Es war einmal eine Königin. Die war so blass und bleich, dass jeder dachte.

"Wenn ich ihr Gesicht berühre, bricht es. Denn es ist bestimmt aus hauchdünnem Milchglas."

Und das konnte man wirklich meinen, denn das Gesicht der Königin war in einer nicht beschreibbaren Art so fein gezeichnet, dass es aussah, wie gerade eben hingetupft.

So traute sich niemand, sie jemals anzufassen und wenn es jemand doch tat- und sei es nur aus Versehen- so verfiel ihr kleiner Leibkobold jedes Mal einer Ohnmacht.
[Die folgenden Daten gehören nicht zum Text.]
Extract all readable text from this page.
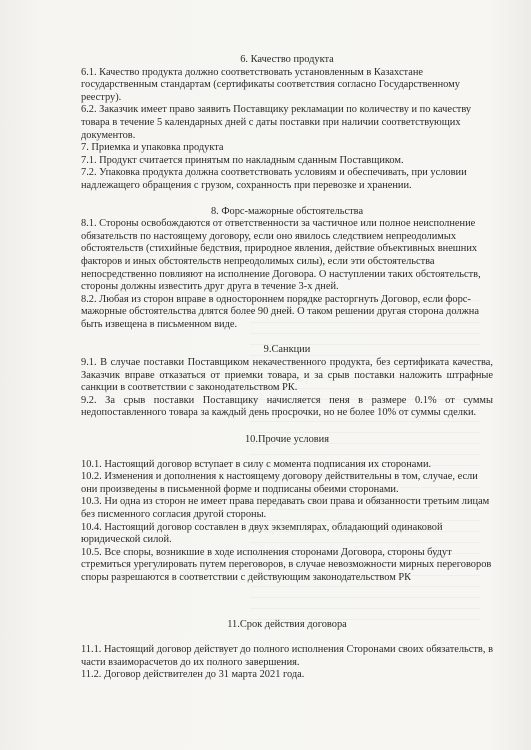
6. Качество продукта

6.1. Качество продукта должно соответствовать установленным в Казахстане государственным стандартам (сертификаты соответствия согласно Государственному реестру).

6.2. Заказчик имеет право заявить Поставщику рекламации по количеству и по качеству товара в течение 5 календарных дней с даты поставки при наличии соответствующих документов.

7. Приемка и упаковка продукта

7.1. Продукт считается принятым по накладным сданным Поставщиком.

7.2. Упаковка продукта должна соответствовать условиям и обеспечивать, при условии надлежащего обращения с грузом, сохранность при перевозке и хранении.

8. Форс-мажорные обстоятельства

8.1. Стороны освобождаются от ответственности за частичное или полное неисполнение обязательств по настоящему договору, если оно явилось следствием непреодолимых обстоятельств (стихийные бедствия, природное явления, действие объективных внешних факторов и иных обстоятельств непреодолимых силы), если эти обстоятельства непосредственно повлияют на исполнение Договора. О наступлении таких обстоятельств, стороны должны известить друг друга в течение 3-х дней.

8.2. Любая из сторон вправе в одностороннем порядке расторгнуть Договор, если форс-мажорные обстоятельства длятся более 90 дней. О таком решении другая сторона должна быть извещена в письменном виде.

9.Санкции

9.1. В случае поставки Поставщиком некачественного продукта, без сертификата качества, Заказчик вправе отказаться от приемки товара, и за срыв поставки наложить штрафные санкции в соответствии с законодательством РК.

9.2. За срыв поставки Поставщику начисляется пеня в размере 0.1% от суммы недопоставленного товара за каждый день просрочки, но не более 10% от суммы сделки.

10.Прочие условия

10.1. Настоящий договор вступает в силу с момента подписания их сторонами.

10.2. Изменения и дополнения к настоящему договору действительны в том, случае, если они произведены в письменной форме и подписаны обеими сторонами.

10.3. Ни одна из сторон не имеет права передавать свои права и обязанности третьим лицам без писменного согласия другой стороны.

10.4. Настоящий договор составлен в двух экземплярах, обладающий одинаковой юридической силой.

10.5. Все споры, возникшие в ходе исполнения сторонами Договора, стороны будут стремиться урегулировать путем переговоров, в случае невозможности мирных переговоров споры разрешаются в соответствии с действующим законодательством РК

11.Срок действия договора

11.1. Настоящий договор действует до полного исполнения Сторонами своих обязательств, в части взаиморасчетов до их полного завершения.

11.2. Договор действителен до 31 марта 2021 года.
Dann ging die Königin zu ihm hin, tätschelte ihm die Wangen und sagte

"Wach auf, mein Wächterprinz. Nichts ist mir geschehen und nichts wird mir geschehen." Und dann stand der kleine Kobold auf, denn er wusste fürwahr, dass sich unter den Kleidern der Königin ein mutiger Löwe verbarg.

So lebte die Königin genügsam, aber auch etwas einsam in ihrem Glasschloss.

Tagsüber  strahlte ihr Alabastergesicht wie die Sonne. Aber nachts musste sie sich erholen, denn das Strahlen war sehr anstrengend und so fiel sie jedesmal in einen abgrundtiefen Schlaf.

Wie gerne hätte sie einmal ihr Glasschloss verlassen, und doch schaffte sie es nie weiter als bis zu der schweren Eisentür, die nach draußen führte. Dort musste sie immer wieder heimkehren in ihre Gemächer, ohne dass sie gewusst hätte warum.

Als sie eines sehr frühen Tages einmal wieder an der Eisentür stand, da hörte sie plötzlich aufgeregtes Klopfen von außen und sie getraute sich zu rufen "Wer da".

Aber niemand antwortete. Stattdessen wurde aus dem Klopfen ein Schlagen und Hämmern und schließlich ein Hacken und Stechen. Da erschrak die Königin und rannte, um ihren Wächterprinz zu wecken. Dieser zog eilendst die Zugbrücke zum Schloss hoch und brachte alle Kanonen in Stellung, aber es war zu spät. Schon erbebte der ganze Palast, als würde er von einem Orkan geschüttelt und davongetragen. Da lief die Königin in die Mitte ihres Regentensaales, stellte sich auf ihren Thron und brüllte so entsetzlich laut, dass ihre Haut in tausend Stücke zerbrach. Das Beben ertaubte und eine große Stille trat ein. Auch der kleine Kobold, der gerade dabei war, die Scherben aufzusammeln, erstarrte in seiner Bewegung und die Königin stand gekleidet wie ein Löwe reglos auf ihrem Thron. Kein Laut war vernehmbar für lange Weilen und das Schloss schien wie in einen Traum versunken.

Erst als die eben erwachte Morgensonne durch die Fenster des Regentensaales hereinschaute, wurde der kleine Kobold wieder lebendig und ihm fiel ein, dass er noch mindestens 1738 Splitter einsammeln musste. Aber wie erschrak er, als er zum Thron aufblickte. Dort schlief ein kleines Mädchen in der Haut eines Löwen.

"Frau Königin" rief der kleine Kobold vorsichtig. "Frau Königin. Wo ist euer Gesicht und wo ist eure Königskleidung"

Da schlug das Mädchen die Augen auf und sagte. "Mein Gesicht ist überall und meine Beine sind endlich frei. Danke, mein lieber Kobold, dass du so oft auf mich aufgepasst hast. Ich werde es nicht vergessen bis ans Ende meiner Tage."

Und dann ging sie durch die Eisentür, die sich lautlos vor ihr auftat, nach draußen und niemand konnte sie aufhalten.